San Diego Talus caves are made up of piles of large granite boulders that have active streams running underneath them. The water will wash away dirt and small rocks surrounding the boulders and leave empty cavities around the boulders. Usually the streams are running down a steep valley that helps hold the large boulders in place. Some Talus caves have boulders overlying a vertical joint that channels the water down the valley. Given enough time and water these vertical joints will be widened large enough so that the actual cave will be inside the joint. Talus caves above the bedrock joint are normally very mazey, as their passages meander around all of the boulders.

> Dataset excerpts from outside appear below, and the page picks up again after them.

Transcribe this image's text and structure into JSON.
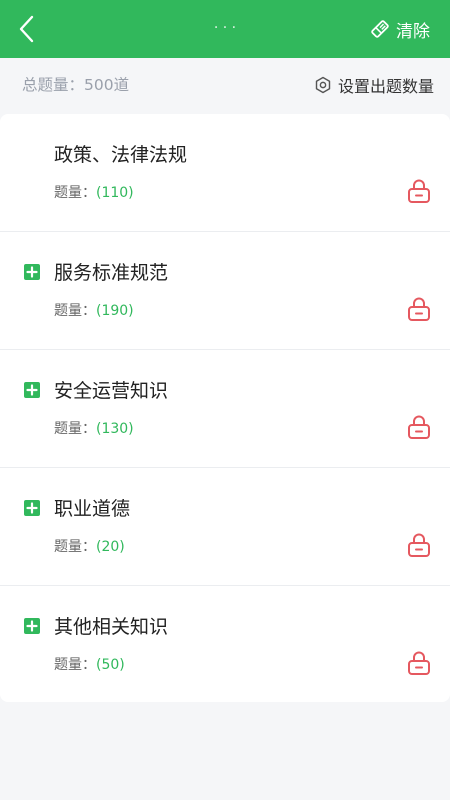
{
  "header": {
    "title": "· · ·",
    "clear_label": "清除"
  },
  "info": {
    "total_text": "总题量：500道",
    "settings_label": "设置出题数量"
  },
  "categories": [
    {
      "name": "政策、法律法规",
      "count_label": "题量：",
      "count": "(110)",
      "has_plus": false
    },
    {
      "name": "服务标准规范",
      "count_label": "题量：",
      "count": "(190)",
      "has_plus": true
    },
    {
      "name": "安全运营知识",
      "count_label": "题量：",
      "count": "(130)",
      "has_plus": true
    },
    {
      "name": "职业道德",
      "count_label": "题量：",
      "count": "(20)",
      "has_plus": true
    },
    {
      "name": "其他相关知识",
      "count_label": "题量：",
      "count": "(50)",
      "has_plus": true
    }
  ],
  "colors": {
    "brand_green": "#31b85c",
    "lock_red": "#e5585f",
    "background": "#f5f6f8"
  },
  "icons": {
    "back": "chevron-left-icon",
    "clear": "eraser-icon",
    "settings": "gear-icon",
    "expand": "plus-square-icon",
    "lock": "lock-icon"
  }
}
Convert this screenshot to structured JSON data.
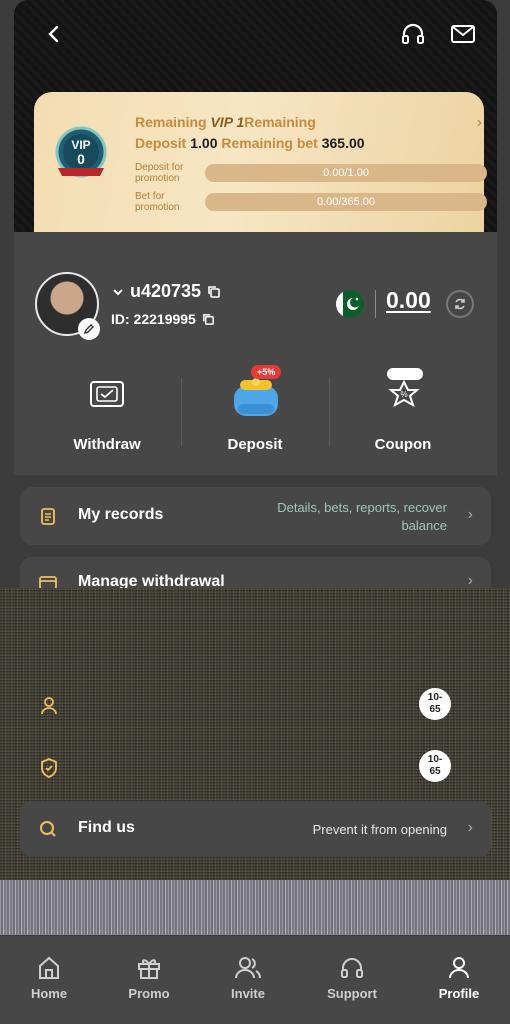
{
  "vip": {
    "remaining_prefix": "Remaining",
    "level": "VIP 1",
    "remaining_suffix": "Remaining",
    "deposit_label": "Deposit",
    "deposit_value": "1.00",
    "bet_label": "Remaining bet",
    "bet_value": "365.00",
    "deposit_promo_label": "Deposit for promotion",
    "deposit_promo_value": "0.00/1.00",
    "bet_promo_label": "Bet for promotion",
    "bet_promo_value": "0.00/365.00",
    "badge_text": "VIP",
    "badge_level": "0"
  },
  "user": {
    "username": "u420735",
    "id_text": "ID: 22219995",
    "balance": "0.00"
  },
  "actions": {
    "withdraw": "Withdraw",
    "deposit": "Deposit",
    "deposit_tag": "+5%",
    "coupon": "Coupon"
  },
  "menu": {
    "records_title": "My records",
    "records_desc_1": "Details, bets, reports, recover",
    "records_desc_2": "balance",
    "withdrawal_title": "Manage withdrawal",
    "findus_title": "Find us",
    "findus_desc": "Prevent it from opening"
  },
  "chips": {
    "chip1_line1": "10-",
    "chip1_line2": "65",
    "chip2_line1": "10-",
    "chip2_line2": "65"
  },
  "nav": {
    "home": "Home",
    "promo": "Promo",
    "invite": "Invite",
    "support": "Support",
    "profile": "Profile"
  },
  "colors": {
    "accent_gold": "#c88a3c",
    "vip_card": "#f3ddb1",
    "panel": "#474747",
    "link_green": "#9fc7b6"
  }
}
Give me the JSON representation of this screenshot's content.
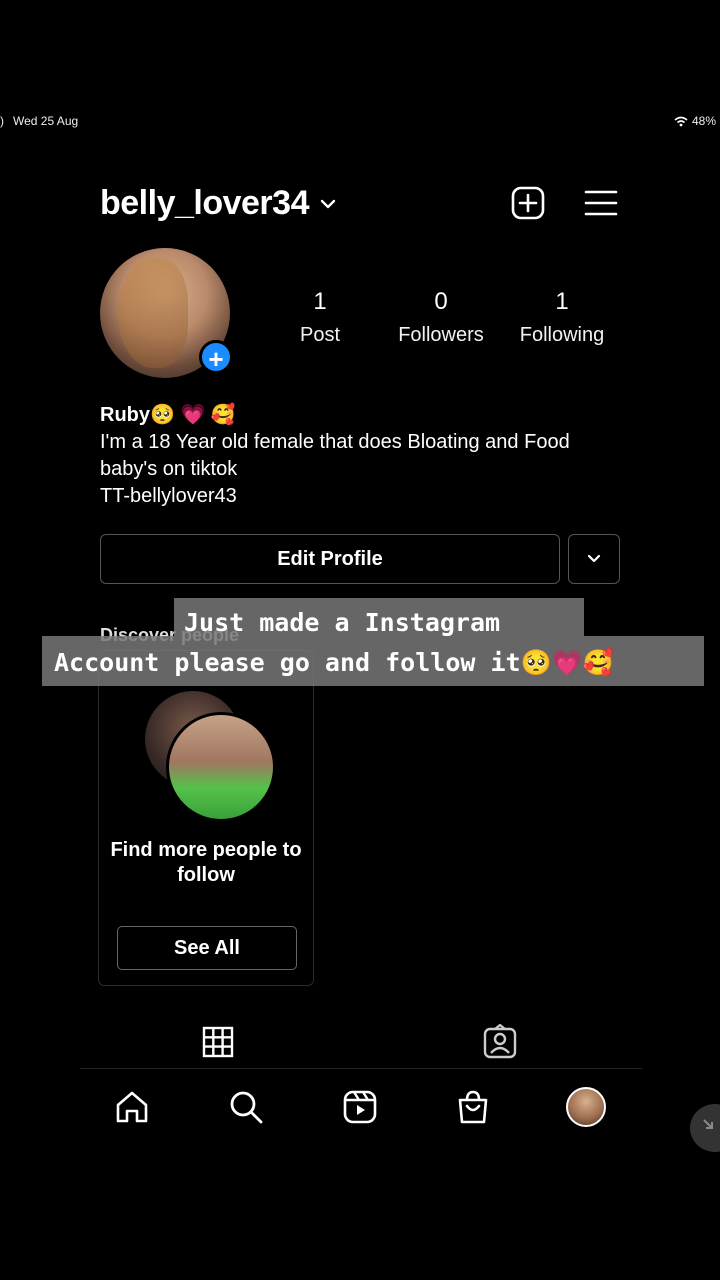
{
  "status_bar": {
    "date": "Wed 25 Aug",
    "battery": "48%"
  },
  "header": {
    "username": "belly_lover34"
  },
  "stats": [
    {
      "count": "1",
      "label": "Post"
    },
    {
      "count": "0",
      "label": "Followers"
    },
    {
      "count": "1",
      "label": "Following"
    }
  ],
  "bio": {
    "name": "Ruby🥺 💗 🥰",
    "line1": "I'm a 18 Year old female that does Bloating and Food",
    "line2": "baby's on tiktok",
    "line3": "TT-bellylover43"
  },
  "buttons": {
    "edit_profile": "Edit Profile",
    "see_all": "See All"
  },
  "discover": {
    "title": "Discover people",
    "card_text": "Find more people to follow"
  },
  "caption": {
    "line1": "Just made a Instagram",
    "line2": "Account please go and follow it🥺💗🥰"
  },
  "colors": {
    "background": "#000000",
    "accent": "#1a8cff",
    "caption_bg": "#787878"
  }
}
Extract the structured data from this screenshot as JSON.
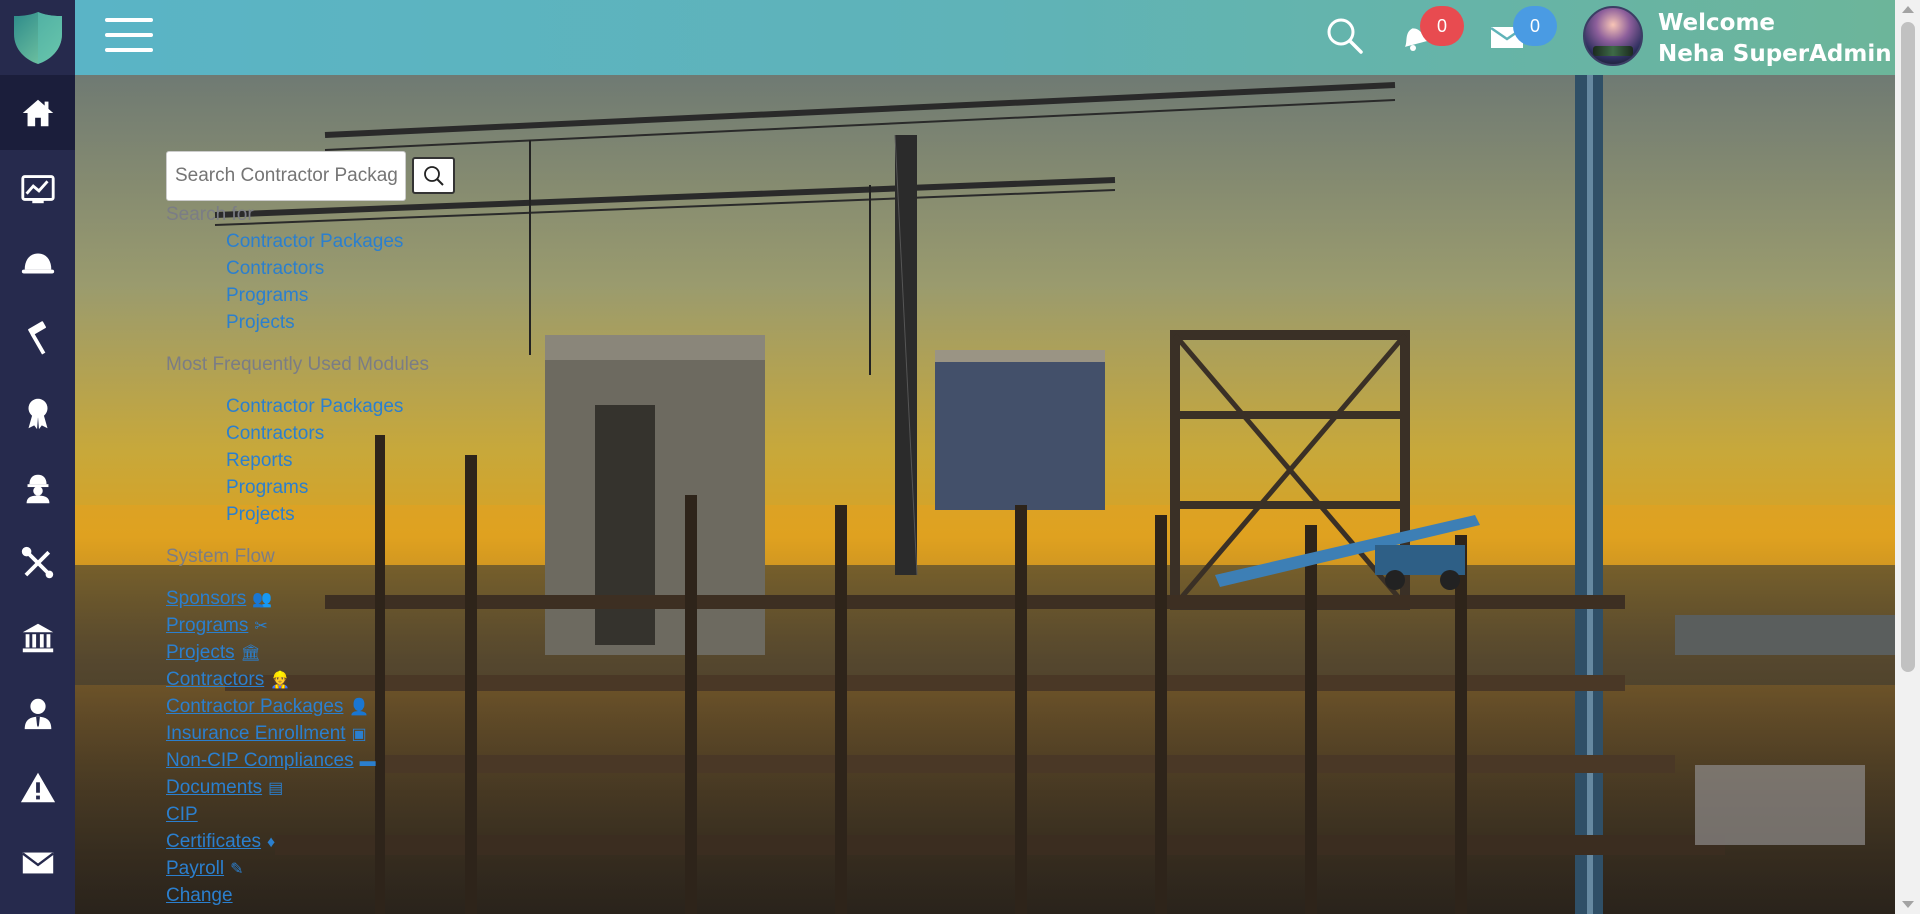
{
  "sidebar": {
    "logo_icon": "shield-logo",
    "items": [
      {
        "icon": "home-icon",
        "active": true
      },
      {
        "icon": "dashboard-chart-icon",
        "active": false
      },
      {
        "icon": "bell-icon",
        "active": false
      },
      {
        "icon": "hammer-icon",
        "active": false
      },
      {
        "icon": "award-ribbon-icon",
        "active": false
      },
      {
        "icon": "worker-icon",
        "active": false
      },
      {
        "icon": "tools-icon",
        "active": false
      },
      {
        "icon": "bank-icon",
        "active": false
      },
      {
        "icon": "user-tie-icon",
        "active": false
      },
      {
        "icon": "warning-icon",
        "active": false
      },
      {
        "icon": "envelope-icon",
        "active": false
      }
    ]
  },
  "header": {
    "notifications_count": "0",
    "messages_count": "0",
    "welcome_line1": "Welcome",
    "welcome_line2": "Neha SuperAdmin",
    "colors": {
      "notification_badge": "#e84b50",
      "message_badge": "#4a9be3"
    }
  },
  "search": {
    "placeholder": "Search Contractor Packages"
  },
  "search_for": {
    "title": "Search for",
    "items": [
      "Contractor Packages",
      "Contractors",
      "Programs",
      "Projects"
    ]
  },
  "frequent": {
    "title": "Most Frequently Used Modules",
    "items": [
      "Contractor Packages",
      "Contractors",
      "Reports",
      "Programs",
      "Projects"
    ]
  },
  "system_flow": {
    "title": "System Flow",
    "items": [
      {
        "label": "Sponsors",
        "icon": "👥"
      },
      {
        "label": "Programs",
        "icon": "✂"
      },
      {
        "label": "Projects",
        "icon": "🏛"
      },
      {
        "label": "Contractors",
        "icon": "👷"
      },
      {
        "label": "Contractor Packages",
        "icon": "👤"
      },
      {
        "label": "Insurance Enrollment",
        "icon": "▣"
      },
      {
        "label": "Non-CIP Compliances",
        "icon": "▬"
      },
      {
        "label": "Documents",
        "icon": "▤"
      },
      {
        "label": "CIP",
        "icon": ""
      },
      {
        "label": "Certificates",
        "icon": "♦"
      },
      {
        "label": "Payroll",
        "icon": "✎"
      },
      {
        "label": "Change",
        "icon": ""
      }
    ]
  }
}
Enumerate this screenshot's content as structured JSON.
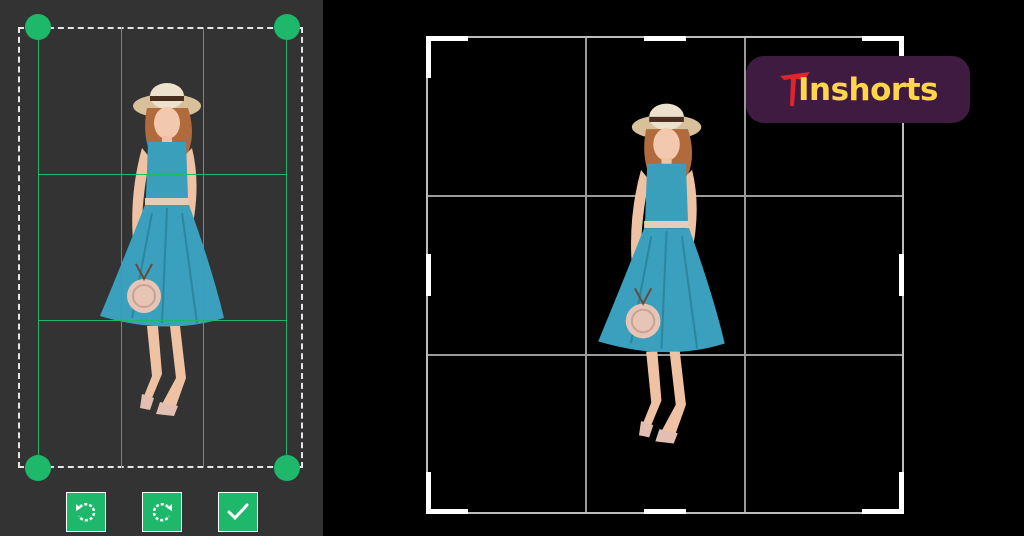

Talus cave passages that lie in the joint of the bedrock are generally very straight with nearly perpendicular intersections of passages.
How are sea caves formed?
San Diego sea caves are cut into the coastal sandstone though tidal action. Most of these caves are also formed by widening of joints in the rock. Often these caves will also have sections that are wide and low. These sections are generally formed along the horizontal intersection of two different type of rock. Many San Diego sea caves are filled and emptied of sand with the changing ocean currents, as well as storms and human intervention.
Do San Diego caves have formations?
There are some simple formations in the local granite Talus caves as well as the sea caves. Cave formation such as stalactites and stalagmites are formed by water dissolving calcium (in limestone) and transporting it in liquid to the underground cave where it re-deposits the calcium as a formation. San Diego County does not have very much calcium in the soil, so there is not much to re-deposit. San Diego does have a fair amount of other minerals, so often the formations end up as interesting colors, though usually they are somewhat small.
What does the inside of a Talus cave look like?
The passageways generally follow a stream way, with small pools and waterfalls. The edges of the water are often coated with travertine (Calcium) that is deposited from the water. The granite boulders in the stream way are normally rounded and polished smooth, rocks on the edge of the passages are rougher and more rectangular. The cave passages in the joint layer are often vertical parallel walls that are smooth, polished granite.
How many caves are in San Diego County?
We know of about a dozen Talus caves and about forty sea caves. There are also about a dozen mud caves deep in the Anza Borrego desert. If you know of any others, we would love to hear about them.